O meu padrasto, o Rafael, está com câncer, metástase. Ele está bem, a gente não encara isso com aquele ar de novela do Manoel Carlos, não tem aquele clima pesado, o cara faz quimioterapia, se cuida como pode e assim vai sobrevivendo. A palavra é sobrevida mesmo, uma vez que se descobre a metástase cancerígena, você vai morrer, pode ser em dois dias, ou em dois anos. O óbvio ululante da morte somente é antecipado. Grande coisa, se o inesperado for levado em consideração, se também for relevante a violência das capitais, a neurose do câncer em todas as atividades cotidianas e seus apetrechos (microondas, celular, estresse, cigarro, poluição, MacDonald´s - este não poderia ficar de fora). Fico pensando se o Rafael plantou o câncer dele, que começou no pâncreas... talvez, mas eu não acredito muito nisso. Realmente o cara enfiou muito o pé na jaca: quando ele começou a namorar minha mãe de novo- ele foi o primeiro namorado dela, que depois de cinco anos chutou ele e casou com meu pai, e depois de 25 anos, chutou meu pai para ficar com o Rafael e está até hoje. Eles acham essa história linda, me pediram pra escrever, mas eu acho meio brega, um tanto folhetim, só não vou dizer isso a eles - fumava três carteiras de cigarros Marlboro, o tempo que não estava trabalhando (ele é engenheiro) estava tomando cerveja. O cara é engraçado, ele tem mania de ordenar tudo, de por matemática em tudo, de mandar na gente, dar lição de moral, essas coisas. Eu acho engraçado a sessão da "lição de moral", em geral ele sempre diz o quanto é bom economizar dinheiro, a fazer pós graduações, a não arrumar confusão que possa envolver a polícia - sério, ele me disse para ter cuidado e nunca ser fichada na polícia. Uma vez, ele pediu a conta três vezes em um restaurante, o cara não atendeu, ele então disse;
"Vocês duas, levantem e vamos embora agora! Que se foda"
Ele sempre fala "Que se foda", ou "Ah...muleque", "Ih maluca". Nesse dia, o da conta não paga, ele saiu cantando pneu. Aliás, mesmo careca o cara não anda a menos de 100km/h. Como não estou trabalhando, tenho acompanhado ele sempre que minha mãe não pode. Não dá mais para ele sair sozinho, a quimio faz muito mal, o cara pode desmaiar e tudo, então sempre vou aos exames, ao açougue, supermercado, o que for. Acho que ele não gosta muito, tem essa coisa da dignidade. Um cara que sempre saiu às seis da manhã com Led Zeppelin no volume máximo do carro, fala grosso, briga com garçons e agora tem que ter a enteada como babá, é difícil. Eu aproveito e faço todas as perguntas, ele nem liga;
"Porque você não fuma maconha? Pergunte ao seu médico, é bom fumar maconha."

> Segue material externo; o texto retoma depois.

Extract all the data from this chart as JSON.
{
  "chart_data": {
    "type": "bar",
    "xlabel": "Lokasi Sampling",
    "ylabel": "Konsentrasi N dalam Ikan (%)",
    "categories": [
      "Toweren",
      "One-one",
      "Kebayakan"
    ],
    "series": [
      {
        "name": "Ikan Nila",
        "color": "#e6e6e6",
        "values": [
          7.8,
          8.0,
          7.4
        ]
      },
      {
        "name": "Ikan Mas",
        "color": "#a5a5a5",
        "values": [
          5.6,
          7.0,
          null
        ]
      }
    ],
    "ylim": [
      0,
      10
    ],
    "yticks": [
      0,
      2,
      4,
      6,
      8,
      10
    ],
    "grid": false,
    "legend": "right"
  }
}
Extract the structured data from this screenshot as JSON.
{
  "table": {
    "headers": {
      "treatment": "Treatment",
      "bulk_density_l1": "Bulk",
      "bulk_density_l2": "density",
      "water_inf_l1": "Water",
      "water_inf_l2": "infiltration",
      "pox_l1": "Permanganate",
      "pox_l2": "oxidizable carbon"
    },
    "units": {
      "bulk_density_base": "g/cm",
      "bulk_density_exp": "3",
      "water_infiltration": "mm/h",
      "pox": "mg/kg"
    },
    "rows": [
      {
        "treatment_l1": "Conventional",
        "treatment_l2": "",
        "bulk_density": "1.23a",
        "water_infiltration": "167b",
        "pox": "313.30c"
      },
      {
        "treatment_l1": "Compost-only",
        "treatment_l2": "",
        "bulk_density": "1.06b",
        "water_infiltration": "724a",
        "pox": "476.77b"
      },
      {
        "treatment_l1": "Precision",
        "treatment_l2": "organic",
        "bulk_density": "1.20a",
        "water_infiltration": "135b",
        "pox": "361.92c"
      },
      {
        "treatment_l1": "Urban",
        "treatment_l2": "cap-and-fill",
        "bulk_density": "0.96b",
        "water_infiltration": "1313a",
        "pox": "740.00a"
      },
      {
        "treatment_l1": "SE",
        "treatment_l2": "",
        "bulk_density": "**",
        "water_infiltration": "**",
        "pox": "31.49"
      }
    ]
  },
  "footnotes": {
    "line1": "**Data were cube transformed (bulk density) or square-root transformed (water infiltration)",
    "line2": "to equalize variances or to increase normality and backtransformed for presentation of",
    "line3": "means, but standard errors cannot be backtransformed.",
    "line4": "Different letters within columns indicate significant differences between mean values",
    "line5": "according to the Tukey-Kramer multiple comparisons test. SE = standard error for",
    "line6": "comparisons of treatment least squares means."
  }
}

"Já perguntei. E ele disse que eu posso fumar. Eu fumo, às vezes."
"E você tem vontade de beber?"
"É...não tenho."
"Mentira, você tem sim. Mas você não bebe porque tomar só dois copinhos é uma merda. Pode falar."
"Exatamente. Esse negócio de só um pouquinho, é foda."
Quando o Pavarotti morreu, eu que avisei lá em casa. E quando disse que era câncer e ele perguntou de quê, eu menti, não disse que era o mesmo do dele;
"O Pavarotti morreu de câncer no fígado e ele também era diabético e hipertenso. É muito diferente de você, você é um cara saudável."
E assim levamos as coisas, da melhor forma possível. Claro que todo o trâmite inclue algumas mentiras, já que conforme eu percebo sempre, a verdade muitas vezes é dispensável.
5 comentários:
Buenas.
Camille, o que te dizer? Muita coisa.
Vou roubar este texto, qualquer dia, e fazer umas considerações no meu blogue. Me autoriza?
Muita, muita saudade da minha amiga vascaína. E vou te mandar a novena por e-mail, acho mais simples.
Se cuida, 29 beijos.
Ah, Camillinha, manda um beijo pra ele e pra tua mãe, to aqui orando, falou? Beijo
Hey Dear,
Agora você me ganhou de verdade (rs).
Gostei muito do post.
Beijos
É Japa, se a gente não leva, a gente empurra. Um beijo.